Researchers use novel additive to develop efficient tin halide perovskite solar cell

An international group of researchers, led by the Chungbuk National University in South Korea, has reported a tin halide perovskite (Sn-HP) solar cell that uses an additive known as 4-Phenylthiosemicarbazide (4PTSC) to reduce imperfections in the perovskite layer.

Using wide bandgap tin halide perovskites (Sn-HP) could pose an eco-friendly option for multi-junction Sn-HP photovoltaics, but rapid crystallization often results in poor film morphology and substantial defect states, hampering device efficiency. The team's work aims to introduce a novel multifunctional additive to tackle these issues.


According to the team, 4PTSC enhances solution stability and delays perovskite crystallization through Lewis acid-base adduct formation, yielding defect-free films with preferential crystal growth. The scientists explained that they chose a multifunctional molecule that acts as both a coordination complex and a reducing agent, passivates defect formation, and improves stability.

The 4PTSC additive is reportedly able to curb the insurgence of defect states through chemical interactions with uncoordinated Sn ions. This, in turn, is said to halt Sn oxidation and reduce non-radiative recombination, thus also enhancing carrier lifetime and extraction.

The team designed the cell with an indium tin oxide (ITO) substrate, a hole transport layer made of PEDOT:PSS, the perovskite absorber, an electron acceptor made of phenyl-C61-butyric acid methyl ester (PCBM), a bathocuproine (BCP) buffer layer, and a silver (Ag) metal contact.

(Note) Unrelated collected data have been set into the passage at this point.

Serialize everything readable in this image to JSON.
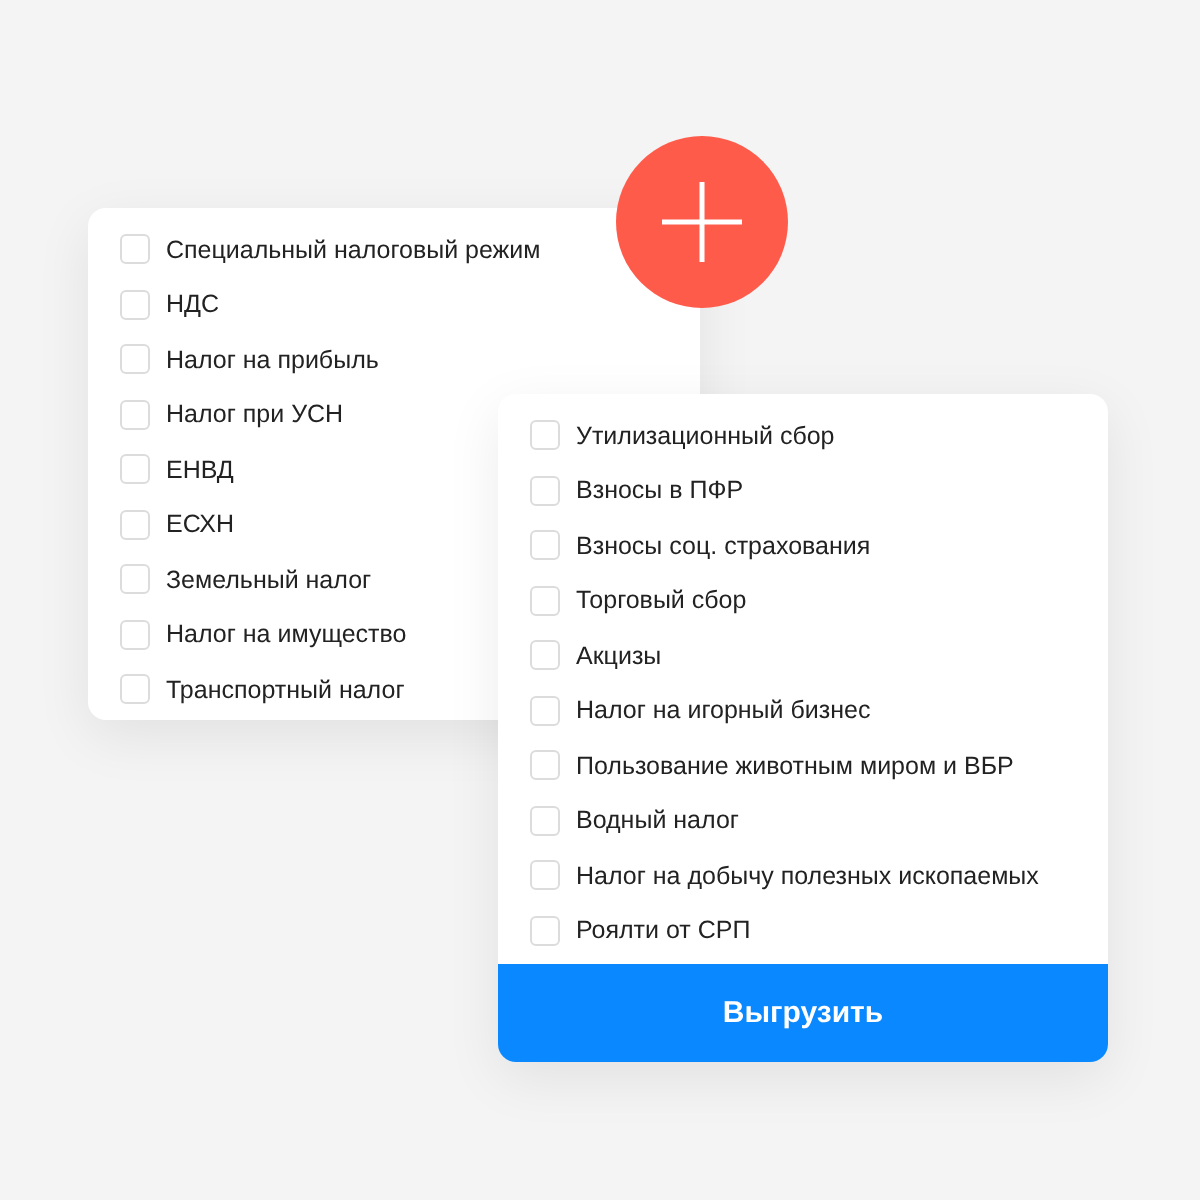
{
  "left_list": {
    "items": [
      {
        "label": "Специальный налоговый режим",
        "checked": false
      },
      {
        "label": "НДС",
        "checked": false
      },
      {
        "label": "Налог на прибыль",
        "checked": false
      },
      {
        "label": "Налог при УСН",
        "checked": false
      },
      {
        "label": "ЕНВД",
        "checked": false
      },
      {
        "label": "ЕСХН",
        "checked": false
      },
      {
        "label": "Земельный налог",
        "checked": false
      },
      {
        "label": "Налог на имущество",
        "checked": false
      },
      {
        "label": "Транспортный налог",
        "checked": false
      }
    ]
  },
  "right_list": {
    "items": [
      {
        "label": "Утилизационный сбор",
        "checked": false
      },
      {
        "label": "Взносы в ПФР",
        "checked": false
      },
      {
        "label": "Взносы соц. страхования",
        "checked": false
      },
      {
        "label": "Торговый сбор",
        "checked": false
      },
      {
        "label": "Акцизы",
        "checked": false
      },
      {
        "label": "Налог на игорный бизнес",
        "checked": false
      },
      {
        "label": "Пользование животным миром и ВБР",
        "checked": false
      },
      {
        "label": "Водный налог",
        "checked": false
      },
      {
        "label": "Налог на добычу полезных ископаемых",
        "checked": false
      },
      {
        "label": "Роялти от СРП",
        "checked": false
      }
    ],
    "button": "Выгрузить"
  }
}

Tested under standard illumination conditions, the cell achieved a maximum power conversion efficiency of 12.22% and a certified efficiency of 11.70%.

According to the team, the additive managed to boost the open-circuit voltage to 0.94V and realize a high efficiency for the champion device, low open-circuit voltage loss, and negligible hysteresis in the wide-bandgap Sn perovskite solar cell. Additionally, 4PTSC-1.0 devices showed exceptional stability over 1,200 hours in ambient without encapsulation. Chemical coordination between 4PTSC and SnI2 shields the perovskite surface, and passivates uncoordinated Sn2+ and halide ions, suppressing deep trap state formation.